Copper has been used for many years as a chemical tool in freshwater farm ponds and aquaculture operations. It is both an effective algicide and a parasite treatment. The problem with the use of copper is that there is a thin line that separates effective treatment levels from overdoses, which can kill fish. This fact sheet is designed to explain when copper is used, how it is used, and some precautions to take before using it.
Copper can be used to control algae in ponds, including filamentous and higher algae such as Chara ("Stink weed"). There have been some efforts to use copper to reduce the abundance of algae that cause off-flavor in catfish, but not enough is known yet to make any definite recommendations. Copper will also control most external parasites of fish, including "Ich" [see UF/IFAS Extension Circular 716, Introduction to Freshwater Fish Parasites and UF/IFAS Extension Circular 920 Ichthyophthirius multifiliis (White Spot) Infections in Fish].
Copper comes in several forms which can be used in water. The cheapest and most commonly used form is copper sulfate, which is available either as a crystal or a powder (often known as "Bluestone" or "Blue powder"). Copper sulfate is water soluble, and dissolves fairly easily when mixed with water.
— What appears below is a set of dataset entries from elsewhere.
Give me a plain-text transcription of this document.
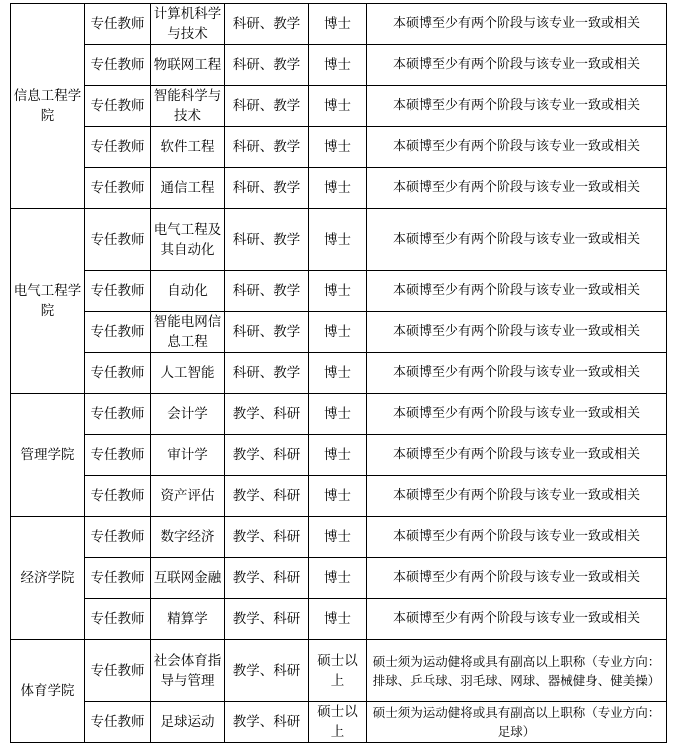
信息工程学院	专任教师	计算机科学与技术	科研、教学	博士	本硕博至少有两个阶段与该专业一致或相关
	专任教师	物联网工程	科研、教学	博士	本硕博至少有两个阶段与该专业一致或相关
	专任教师	智能科学与技术	科研、教学	博士	本硕博至少有两个阶段与该专业一致或相关
	专任教师	软件工程	科研、教学	博士	本硕博至少有两个阶段与该专业一致或相关
	专任教师	通信工程	科研、教学	博士	本硕博至少有两个阶段与该专业一致或相关
电气工程学院	专任教师	电气工程及其自动化	科研、教学	博士	本硕博至少有两个阶段与该专业一致或相关
	专任教师	自动化	科研、教学	博士	本硕博至少有两个阶段与该专业一致或相关
	专任教师	智能电网信息工程	科研、教学	博士	本硕博至少有两个阶段与该专业一致或相关
	专任教师	人工智能	科研、教学	博士	本硕博至少有两个阶段与该专业一致或相关
管理学院	专任教师	会计学	教学、科研	博士	本硕博至少有两个阶段与该专业一致或相关
	专任教师	审计学	教学、科研	博士	本硕博至少有两个阶段与该专业一致或相关
	专任教师	资产评估	教学、科研	博士	本硕博至少有两个阶段与该专业一致或相关
经济学院	专任教师	数字经济	教学、科研	博士	本硕博至少有两个阶段与该专业一致或相关
	专任教师	互联网金融	教学、科研	博士	本硕博至少有两个阶段与该专业一致或相关
	专任教师	精算学	教学、科研	博士	本硕博至少有两个阶段与该专业一致或相关
体育学院	专任教师	社会体育指导与管理	教学、科研	硕士以上	硕士须为运动健将或具有副高以上职称（专业方向：排球、乒乓球、羽毛球、网球、器械健身、健美操）
	专任教师	足球运动	教学、科研	硕士以上	硕士须为运动健将或具有副高以上职称（专业方向：足球）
Several companies market copper in liquid and crystal forms.
Before you use any form of copper treatment, you need to measure the total alkalinity of your water (NOT HARDNESS OR pH), since the toxicity of copper to fish increases as the total alkalinity decreases. A good rule of thumb is to divide the total alkalinity (in parts per million) by 100 to get the concentration of copper sulfate to use in parts per million (1 ppm = 1 milligram/liter) (see Equation 1).
If the total alkalinity is less than 50 ppm, copper treatments are not recommended because of the high risk of killing fish. If the total alkalinity is over 250 ppm, do not use more than 2.5 ppm of copper sulfate. Florida's waters are extremely variable in alkalinity, so if you don't know the alkalinity of your water, find out before you treat with copper. In the literature you will see many different values for copper dosages, but experience has shown that the above formula is best for determining the dosage rate.
To use copper sulfate, it should be first dissolved in water. After weighing the amount of copper sulfate needed to treat the volume of your water, mix it in water, making sure that it all dissolves. Copper sulfate is much heavier than water, and if you just throw the crystals or powder into the pond, it will sink to the bottom where pond muds will chemically bind with it, locking it up. It is recommended that you dilute the copper sulfate as much as possible and take great care when distributing it, avoiding the creation of areas with higher concentrations, commonly known as "hot spots."
When using a commercially formulated copper, follow the label instructions for dosage rates. The liquid forms can be applied directly to the water, but it is recommended that they are first mixed with water to dilute them. As with copper sulfate, great care should be taken to evenly disperse commercial formulations over the entire pond area, avoiding the creation of hot spots.
In a pond with algae, copper treatments can cause oxygen concentrations to drop, which may result in fish kills. Pond algae is a major source of oxygen production and by removing it this source of oxygen is also removed. In addition, oxygen will be consumed as the algae decomposes. If you are treating to kill algae, either treat in a series of smaller doses over time or have emergency aeration available.
Copper is also toxic to invertebrates, such as snails, and also most of the zooplankton in a pond (daphnia, rotifers, etc.), so if you are relying on the zooplankton as a food source (i.e. fry ponds), you may not want to use copper.
The use of copper in indoor tanks, where algae and zooplankton are absent, does not present the same problems. However, you still need an accurate measure of the total alkalinity before safe dosages can be determined. Indoor tanks and systems typically have much less organic matter (dirt, detritus) than do outdoor systems usually resulting in the copper remaining in solution longer. To avoid toxicity to fish, water changes are recommended after 4-8 hours of treatment for indoor situations.
In conclusion, copper treatments are very effective for certain situations, and are relatively inexpensive compared with other treatments. Caution must be exercised due to its effects on fish and other life in the water. If your water is low in alkalinity, or if you have a heavy algae bloom and no aeration, copper treatments are not recommended.